In a study at Children’s Hospital, Ann Arbor, MI, and Children’s Memorial Hospital, Chicago, designed primarily to compare cost-effectiveness of three methods of management of cyclic vomiting cases, one group of patients received an extensive diagnostic evaluation, a second was treated with empiric antimigraine drugs for 2 months, and a third an upper GI series with small-bowel follow-through (UGI-SBFT) plus empiric therapy. Cyclic vomiting is defined as >3 episodes of vomiting within a 3 month period, peak intensity averaging 6 emeses per hour, and intervals of normal health averaging 2 to 4 weeks. The most cost-effective approach was the UGI-SBFT followed by antimigraine therapy. A CT scan before antimigraine therapy to rule out a brain tumor would be cost-saving, even though the prevalence of brain tumor was 0.5% (range 0-2%). Except for a missed diagnosis of volvulus resulting in extensive small-bowel resection, the cost of delay in diagnosis of other causes of cyclic vomiting (eg metabolic) were less than the diagnostic tests. [1]

COMMENT. According to these authors and based on cost-effectiveness, the most practical approach to the diagnosis of cyclic vomiting(CV) is an initial small-bowel radiograph to rule out malrotation followed by a 2-month empiric trial of antimigraine medication. A positive family history of migraine is reported in 82% of patients with idiopathic CV, and their response to migraine prophylaxis is better than those without a family history of migraine (79% vs 36%) [2]. Only 12% have serious underlying disorders such as intestinal malrotation with volvulus, brain tumors, or metabolic disorders.

Cyclic vomiting is reported as a form of epilepsy in children [3], and ictus emeticus with nondominant temporal lobe involvement is a well documented form of autonomic epilepsy, sometimes induced by photic stimulation [4]. See Progress in Pediatric Neurology I & III. 1991 & 1997, for further review of ictus emeticus.

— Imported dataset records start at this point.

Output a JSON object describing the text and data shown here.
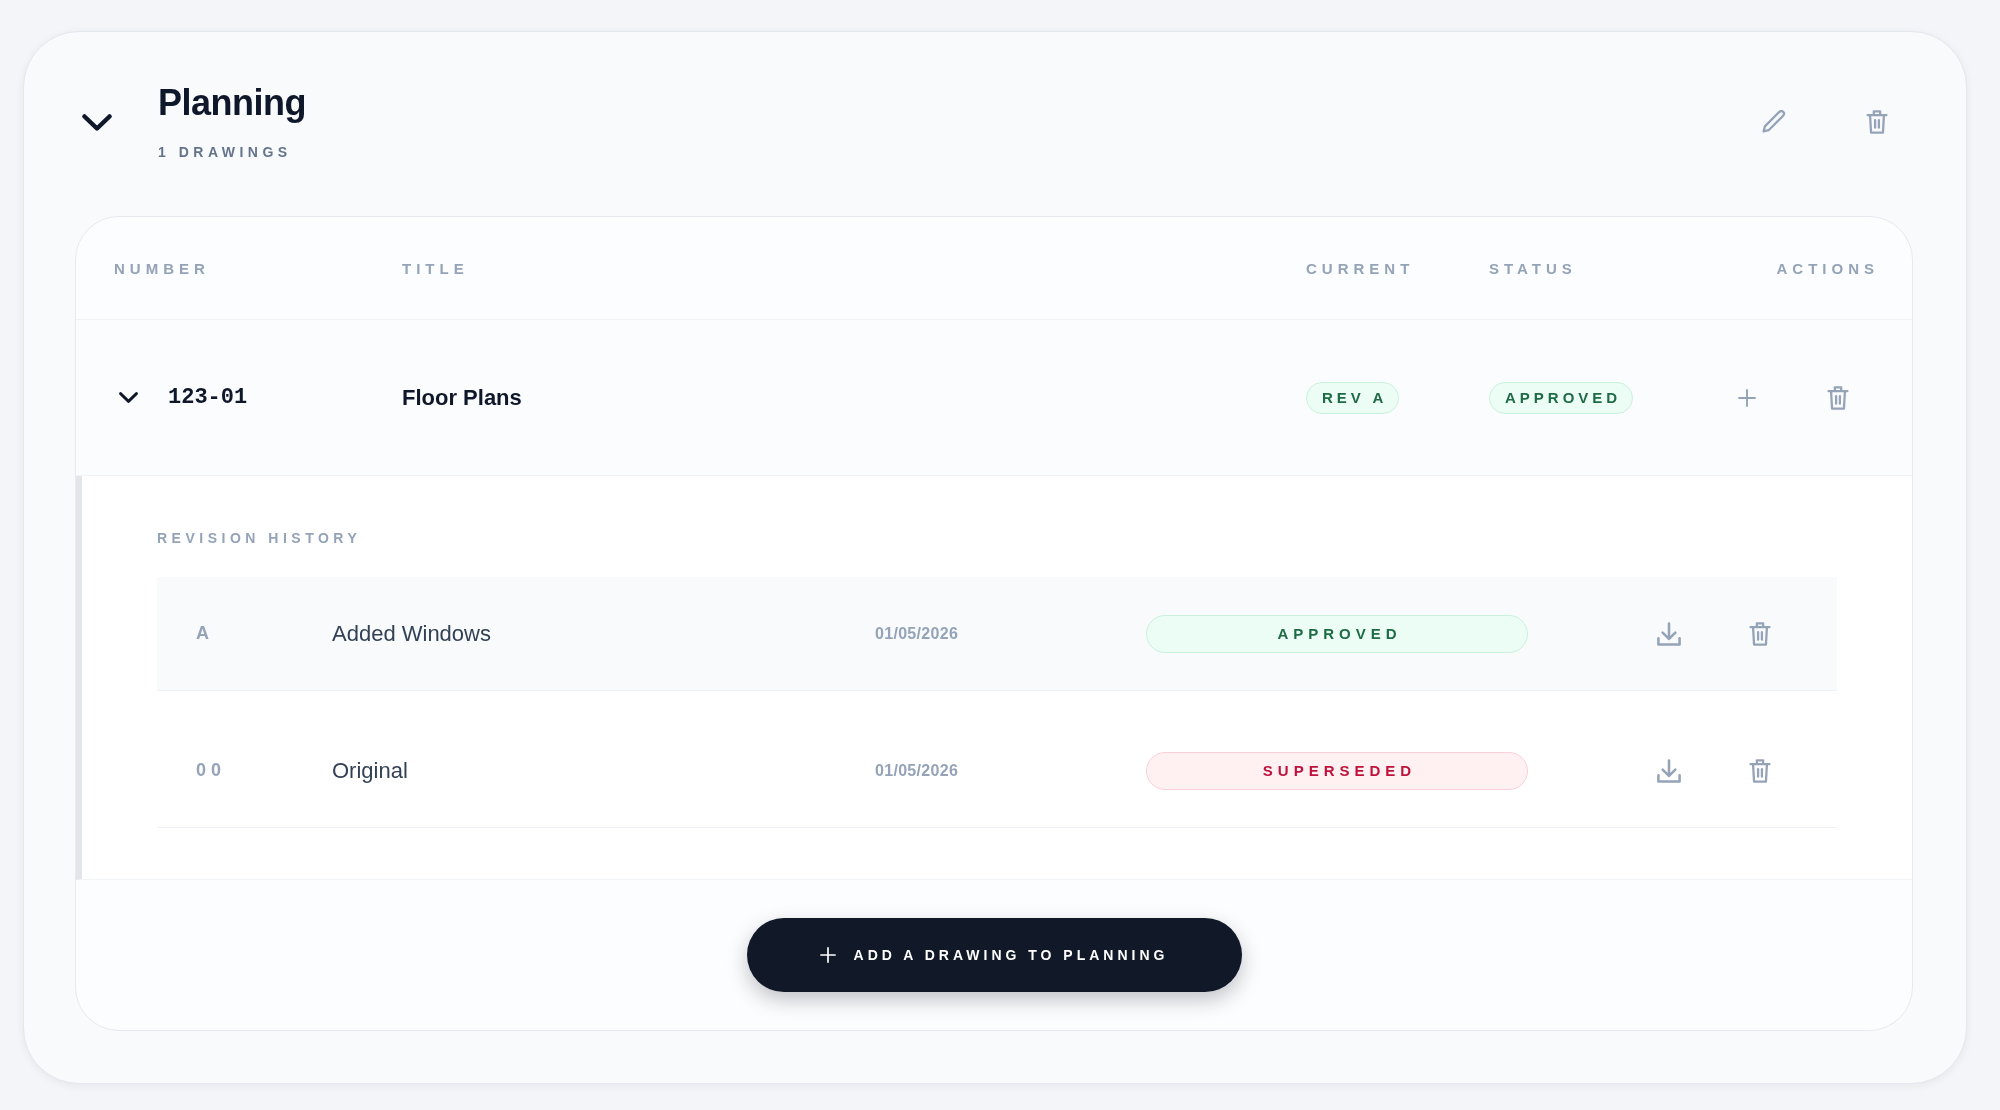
{
  "group": {
    "title": "Planning",
    "count": "1 DRAWINGS",
    "expanded": true
  },
  "table": {
    "columns": [
      "NUMBER",
      "TITLE",
      "CURRENT",
      "STATUS",
      "ACTIONS"
    ],
    "rows": [
      {
        "number": "123-01",
        "title": "Floor Plans",
        "current": "REV A",
        "status": {
          "label": "APPROVED",
          "kind": "approved"
        },
        "expanded": true,
        "history_heading": "REVISION HISTORY",
        "revisions": [
          {
            "revision": "A",
            "description": "Added Windows",
            "date": "01/05/2026",
            "status": {
              "label": "APPROVED",
              "kind": "approved"
            },
            "highlighted": true
          },
          {
            "revision": "00",
            "description": "Original",
            "date": "01/05/2026",
            "status": {
              "label": "SUPERSEDED",
              "kind": "superseded"
            },
            "highlighted": false
          }
        ]
      }
    ]
  },
  "add_button": {
    "label": "ADD A DRAWING TO PLANNING"
  }
}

Vomiting as an ictal phenomenon is controversial and difficult to distinguish from migraine. Symptoms should be paroxysmal and associated with ictal epileptiform discharges on the EEG. In our own retrospective study of 33 children with cyclic vomiting reported in 1955, 25 (76%) had interictal seizure discharges in the EEG, some focal with temporal localization, and 7 (21%) had a history of complex partial or generalized seizures. Epilepsy should certainly be considered in the differential diagnosis of cyclic vomiting, an omission in the above report, and an EEG obtained, if possible during a vomiting episode. A history of previous seizures and family history of epilepsy, brain pathology, and a beneficial response to antiepileptic drugs will help to corroborate the diagnosis. An abnormal EEG is common in children with migraine, and AEDs are an effective migraine prophylaxis [5], a further confounding factor in the diagnosis of cyclic vomiting and differentiation of an epilepsy or migraine.